If AGI actually arrives, we could see massive GDP increases across the world. It probably doesn't matter what you are invested in as long as you are broadly diversified, if the stock market quadruples in three months. More likely in my opinion is a small subset of individuals receive all the money and power, as only the actual owners of the AGI become trillionaires. In my mind it is clear that the first trillionaire will be someone who owns a very large stake in an AI development company. The real question is, will there be a second?

How Important are Humans?

When I was an undergraduate, I worked part time as a cashier at a convenience store on campus. This job wasn't particularly exciting, I spent a lot of time doing sudoku puzzles and secretly studying, but it funded my weekends and summers. The job of a cashier is a simple loop function. For each item the customer has, scan the item and then place it into a bag. At the end of this, the customer swipes their credit card and pays for the items. Then, the cashier looks the customer in the eye and says "have a good one." The hardest part of the job is avoiding any sort of social awkwardness.

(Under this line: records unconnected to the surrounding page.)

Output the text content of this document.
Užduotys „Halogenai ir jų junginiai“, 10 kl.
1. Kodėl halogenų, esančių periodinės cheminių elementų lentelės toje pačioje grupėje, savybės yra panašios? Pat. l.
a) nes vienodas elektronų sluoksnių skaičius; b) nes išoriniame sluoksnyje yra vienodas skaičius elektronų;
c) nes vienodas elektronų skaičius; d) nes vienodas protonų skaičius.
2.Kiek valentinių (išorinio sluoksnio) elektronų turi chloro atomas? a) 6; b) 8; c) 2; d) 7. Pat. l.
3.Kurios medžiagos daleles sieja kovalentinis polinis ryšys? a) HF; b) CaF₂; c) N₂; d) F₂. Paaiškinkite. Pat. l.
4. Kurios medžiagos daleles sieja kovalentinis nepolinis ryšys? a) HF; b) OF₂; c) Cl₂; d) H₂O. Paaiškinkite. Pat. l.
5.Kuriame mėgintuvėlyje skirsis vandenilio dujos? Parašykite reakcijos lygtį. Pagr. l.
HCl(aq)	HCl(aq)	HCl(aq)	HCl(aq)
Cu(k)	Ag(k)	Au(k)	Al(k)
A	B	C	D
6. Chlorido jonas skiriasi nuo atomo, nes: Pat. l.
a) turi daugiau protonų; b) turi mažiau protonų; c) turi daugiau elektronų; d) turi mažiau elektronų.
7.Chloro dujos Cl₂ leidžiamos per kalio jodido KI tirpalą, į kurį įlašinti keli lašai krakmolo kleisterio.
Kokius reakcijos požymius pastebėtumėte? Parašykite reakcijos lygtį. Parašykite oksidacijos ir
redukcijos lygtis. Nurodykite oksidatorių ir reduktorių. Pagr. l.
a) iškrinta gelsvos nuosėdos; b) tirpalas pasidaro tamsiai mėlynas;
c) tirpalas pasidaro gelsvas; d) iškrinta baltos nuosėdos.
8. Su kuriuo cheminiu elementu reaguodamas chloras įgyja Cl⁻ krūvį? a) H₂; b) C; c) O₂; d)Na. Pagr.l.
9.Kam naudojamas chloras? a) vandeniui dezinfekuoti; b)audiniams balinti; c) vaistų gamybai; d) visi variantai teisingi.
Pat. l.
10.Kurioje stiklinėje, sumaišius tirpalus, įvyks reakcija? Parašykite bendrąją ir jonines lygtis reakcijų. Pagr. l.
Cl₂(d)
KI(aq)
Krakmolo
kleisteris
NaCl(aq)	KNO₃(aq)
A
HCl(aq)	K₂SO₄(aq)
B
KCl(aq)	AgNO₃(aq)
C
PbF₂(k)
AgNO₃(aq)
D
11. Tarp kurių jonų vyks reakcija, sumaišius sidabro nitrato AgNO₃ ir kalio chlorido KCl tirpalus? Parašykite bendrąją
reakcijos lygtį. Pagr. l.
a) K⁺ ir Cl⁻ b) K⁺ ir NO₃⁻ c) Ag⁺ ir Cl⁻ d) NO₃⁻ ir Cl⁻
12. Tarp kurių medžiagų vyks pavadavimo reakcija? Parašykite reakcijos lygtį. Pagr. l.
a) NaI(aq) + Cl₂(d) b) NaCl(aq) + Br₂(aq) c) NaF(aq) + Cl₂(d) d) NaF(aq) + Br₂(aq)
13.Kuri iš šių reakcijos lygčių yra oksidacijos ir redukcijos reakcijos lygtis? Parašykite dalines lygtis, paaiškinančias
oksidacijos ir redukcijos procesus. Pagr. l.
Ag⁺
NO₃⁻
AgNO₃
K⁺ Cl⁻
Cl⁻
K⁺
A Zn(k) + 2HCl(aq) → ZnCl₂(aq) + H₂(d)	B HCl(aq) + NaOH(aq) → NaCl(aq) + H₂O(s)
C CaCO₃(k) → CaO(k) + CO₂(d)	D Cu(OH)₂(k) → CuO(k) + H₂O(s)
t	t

Self-checkout systems have replaced many cashiers. Soon, stores will likely rely on computer vision and many items won't even need bar codes (why does the box of Frosted Flakes need a barcode? The camera can just see the product and debit its monetary value to from your shopping account when you leave). The real question is, would I prefer to have a human or an AI responsible for checking me out of a grocery store? Honestly, I do not care at all either way. If every single cashier was replaced by an AI that used computer vision to run this same loop function (for each item assign the cash value to a receipt that must be paid) that would be fine with me. Why is this important? Because we must determine where exactly humans will fit when AI takes over 90% of the jobs.

I had an argument recently about AI art. The opposing claim was the AI art will never really be valuable. The Mona Lisa is valuable not because it is particularly stunning, but because of the human artist and human vision behind the work. I had another argument about generative AI writing books. The opposing claim was the people would pay a premium for books written by humans, as a book written by an AI doesn't have the same artistic vision/meaning. As an example, we watch humans play chess and would never care about AIs playing chess. Here is the problem with all of this: if an AI writes a book that is substantially better than what humans are putting out, I am buying that book. Even if AI is only in the top 1% of human authors in terms of quality, I am reading that book before I am reading the 99% of human authors. Some people will pay for American-made products, but most default to the cheapest option made in China. If Germany makes amazing cars using an automated assembly line, the consumer will probably buy that instead of buying less amazing cars made by a team of humans. Yes, the social aspect of human to human interaction is important, but behind the lens of a screen, we will soon scarcely be able to tell. AI will have the capability to be extremely nice and incredibly helpful, better in most ways than the grumpy college cashier just there for the paycheck.

I think a lot of people miss the point of generative AI. Yes, maybe people will have a preference to read poetry written by humans. Given that AI will probably become really, really good and human-like at writing poems, how will we even know if the human that claims to write poetry doesn't just use AI? Also, if the AI poetry is absolutely beautiful, why would I ever read a human's work again? Personally, if AI starts creating sequels to amazing human movies that I know and love and these films are in the same artistic style and just as high quality, I may never watch a human made movie again. Why would I?